El cerebro del psicópata funciona de manera diferente al de la mayoría de las personas, como de manera diferente funciona el cerebro de un músico. Genética y cerebro ponen las bases para el mal; la sociedad pone el contexto. Ninguno de estos elementos es suficiente y todos son necesarios. Nadie nace condenado a ser músico, como nadie nace condenado a ser malo. Para ser músico hace falta algo más que talento, para ser malo hace falta algo más que ser poco empático: hay que decidir hacer el mal en lugar del bien. Al psicópata lo define el precio que está dispuesto a pagar y a cambio de qué beneficio. Es decir, la maldad es el resultado de un dilema moral. Todos lo resolvemos de manera muy similar. Nos diferencia dónde colocamos los límites.

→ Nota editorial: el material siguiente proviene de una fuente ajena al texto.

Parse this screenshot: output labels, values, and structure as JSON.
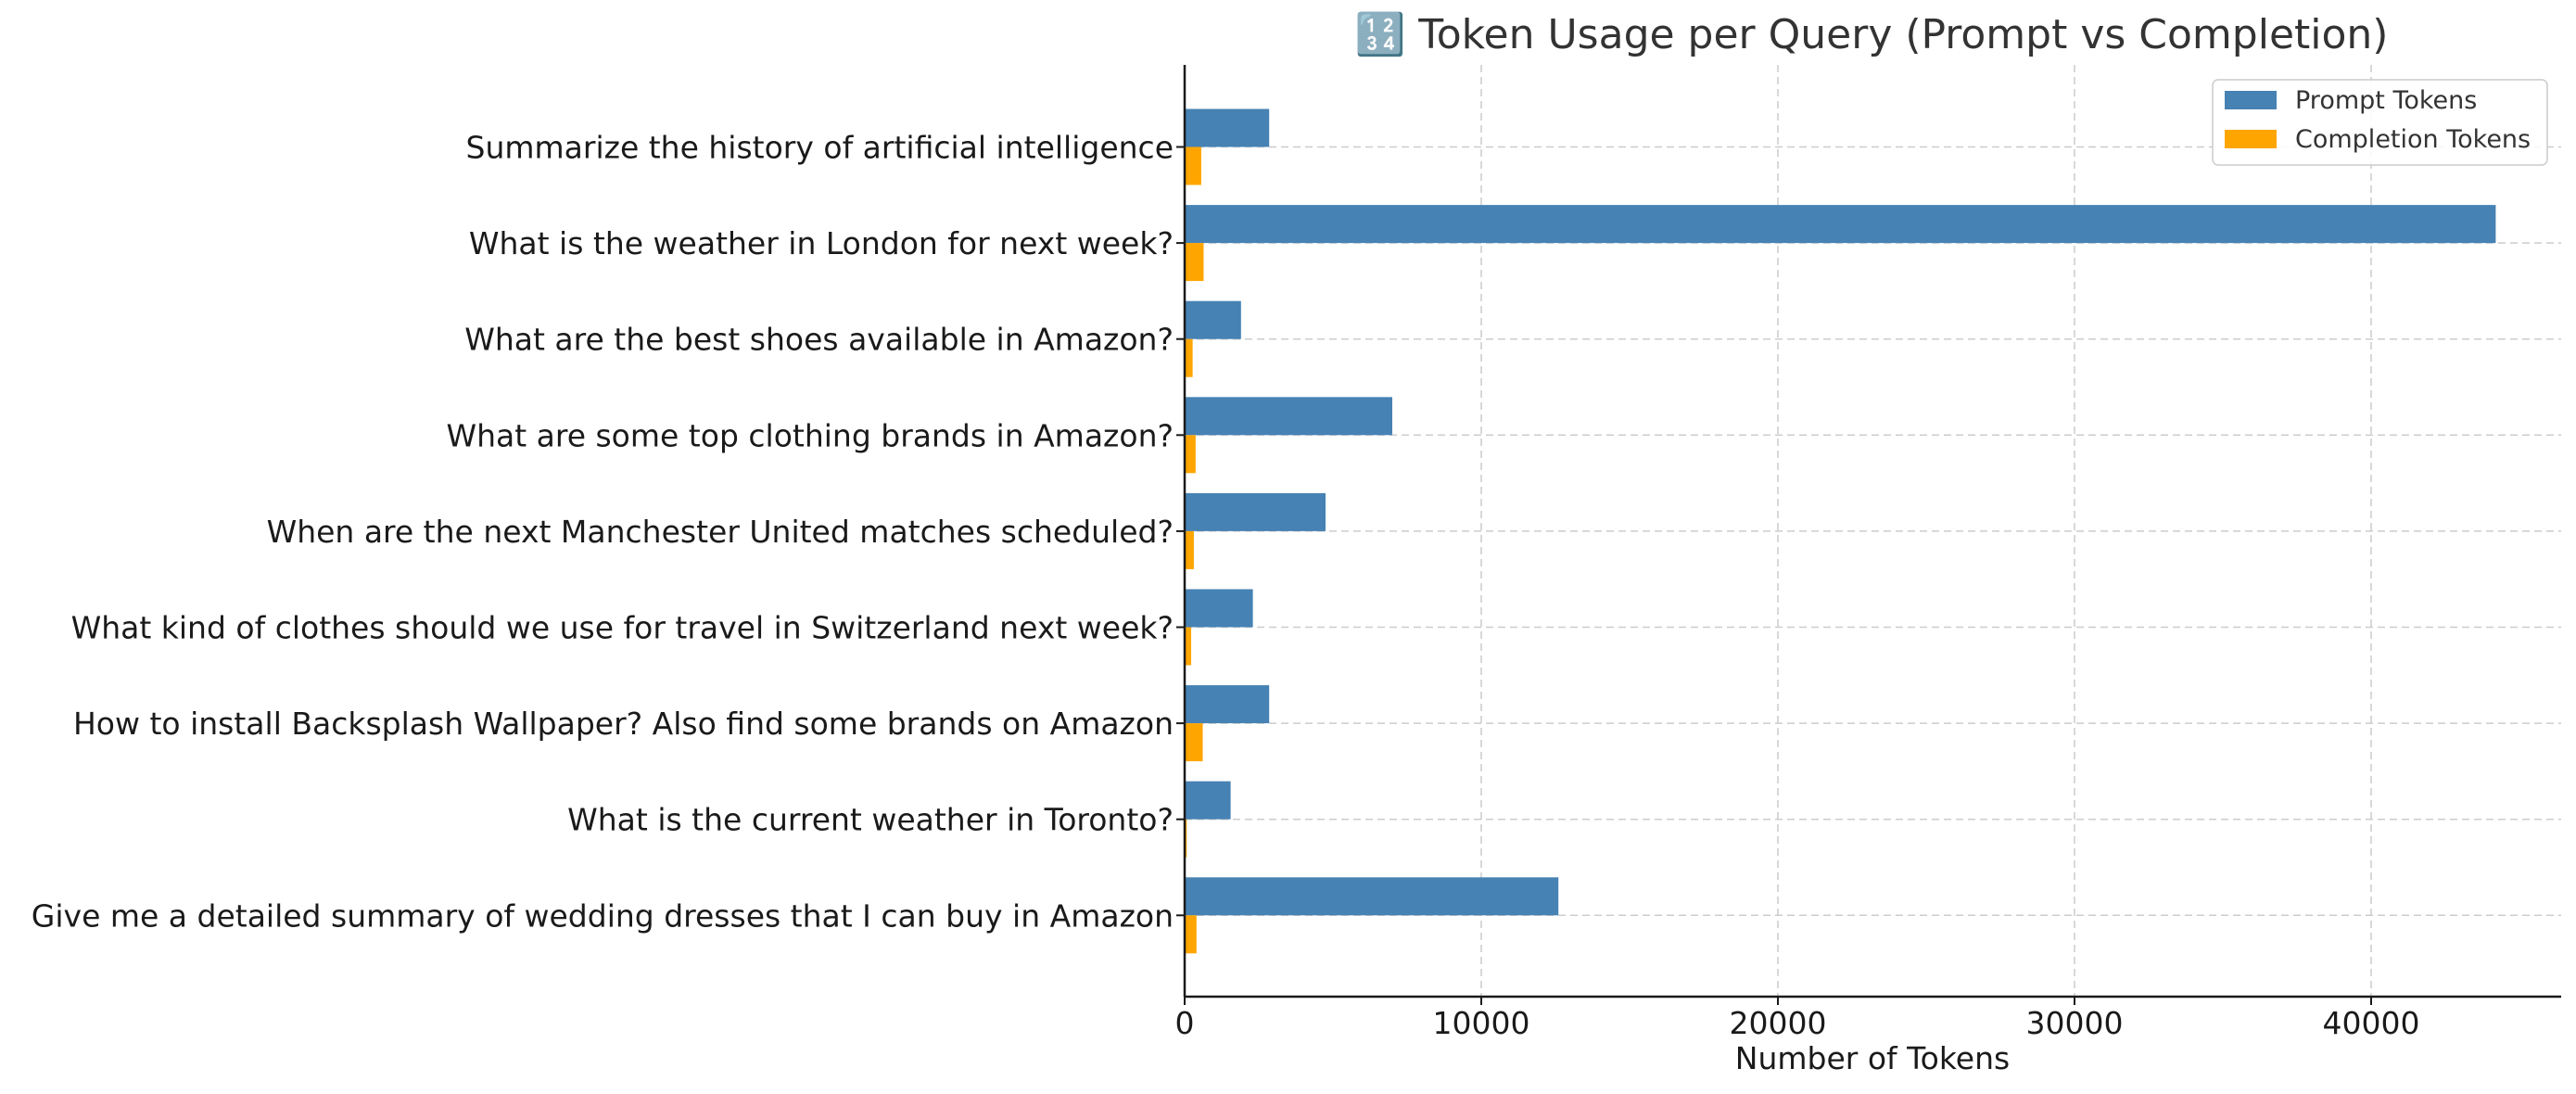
{
  "chart_data": {
    "type": "bar",
    "orientation": "horizontal",
    "title": "🔢 Token Usage per Query (Prompt vs Completion)",
    "xlabel": "Number of Tokens",
    "ylabel": "",
    "xlim": [
      0,
      46500
    ],
    "xticks": [
      0,
      10000,
      20000,
      30000,
      40000
    ],
    "grid": true,
    "legend_position": "top-right",
    "categories": [
      "Summarize the history of artificial intelligence",
      "What is the weather in London for next week?",
      "What are the best shoes available in Amazon?",
      "What are some top clothing brands in Amazon?",
      "When are the next Manchester United matches scheduled?",
      "What kind of clothes should we use for travel in Switzerland next week?",
      "How to install Backsplash Wallpaper? Also find some brands on Amazon",
      "What is the current weather in Toronto?",
      "Give me a detailed summary of wedding dresses that I can buy in Amazon"
    ],
    "series": [
      {
        "name": "Prompt Tokens",
        "color": "#4682b4",
        "values": [
          2850,
          44200,
          1900,
          7000,
          4750,
          2300,
          2850,
          1550,
          12600
        ]
      },
      {
        "name": "Completion Tokens",
        "color": "#ffa500",
        "values": [
          560,
          640,
          270,
          370,
          310,
          220,
          610,
          70,
          400
        ]
      }
    ]
  }
}
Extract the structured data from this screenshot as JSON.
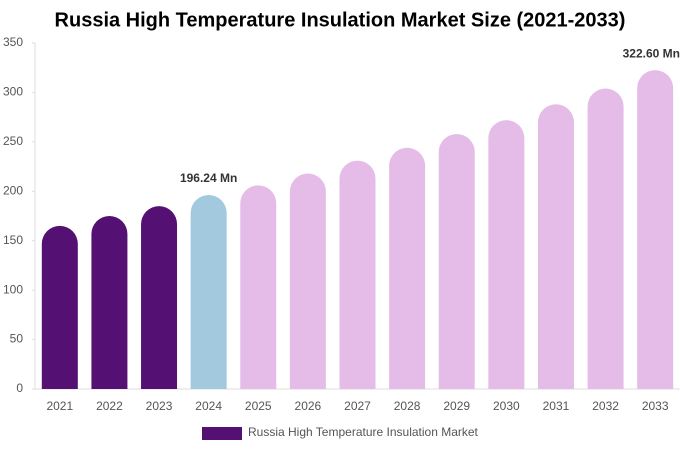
{
  "chart_data": {
    "type": "bar",
    "title": "Russia High Temperature Insulation Market Size (2021-2033)",
    "categories": [
      "2021",
      "2022",
      "2023",
      "2024",
      "2025",
      "2026",
      "2027",
      "2028",
      "2029",
      "2030",
      "2031",
      "2032",
      "2033"
    ],
    "series": [
      {
        "name": "Russia High Temperature Insulation Market",
        "color": "#541173",
        "values": [
          165,
          175,
          185,
          196.24,
          206,
          218,
          231,
          244,
          258,
          272,
          288,
          304,
          322.6
        ],
        "value_labels": [
          null,
          null,
          null,
          "196.24 Mn",
          null,
          null,
          null,
          null,
          null,
          null,
          null,
          null,
          "322.60 Mn"
        ],
        "colors": [
          "#541173",
          "#541173",
          "#541173",
          "#a3c9de",
          "#e5bce8",
          "#e5bce8",
          "#e5bce8",
          "#e5bce8",
          "#e5bce8",
          "#e5bce8",
          "#e5bce8",
          "#e5bce8",
          "#e5bce8"
        ]
      }
    ],
    "ylim": [
      0,
      350
    ],
    "yticks": [
      0,
      50,
      100,
      150,
      200,
      250,
      300,
      350
    ],
    "grid": false
  }
}
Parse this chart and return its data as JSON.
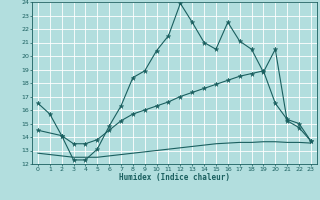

Contemplando un caso extremo se ve claro: matar a cambio de dinero. Pero ¿qué sucede cuando compartimos los valores que llevan a otra persona a hacer el mal? Lo que allana el terreno al psicópata de cuello blanco —o a nuestro jefe, que, más o menos malo, no suele ser psicópata— es que compartimos los valores que él defiende. Consentimos y toleramos su abuso porque, de algún modo, lo entendemos. Él defiende un territorio al que nosotros aspiramos o del que dependemos. Cuanto mayor sea el respeto por los sentimientos y los valores del otro, mayor tiene que ser la recompensa que justifique una decisión que puede ser moral o normativamente reprobable, y cuanto menos implicados estemos en los sentimientos de terceras personas, menor valor atribuiremos a sus sentimientos. Por ejemplo, si competimos por un ascenso con un compañero al que respetamos y admiramos, tenderemos a jugar limpio. Si consideramos a nuestro adversario un ser despreciable, tenderemos a ser más laxos con las normas. Hasta seremos capaces de jugar sucio. Si no es un compañero, sino un desconocido que viene de una oficina lejana, también serán más laxos nuestros criterios morales.
En la práctica, todos servimos a alguien, pero todos tenemos a alguien que nos sirve. Cada día. Tendemos a no observar nuestra actitud hacia los que aspiran al territorio que nosotros ocupamos. Podemos ser muy empáticos, pero si no prestamos atención, nunca sabremos si sufren. Nos cuesta plantearnos que para ellos, tal vez, nosotros también somos malvados.
Son innumerables los contextos en los que todos —y digo todos— podemos ser malvados. Que no nos pongan a prueba.
Lola Morón es psiquiatra y experta en neuropsiquiatría.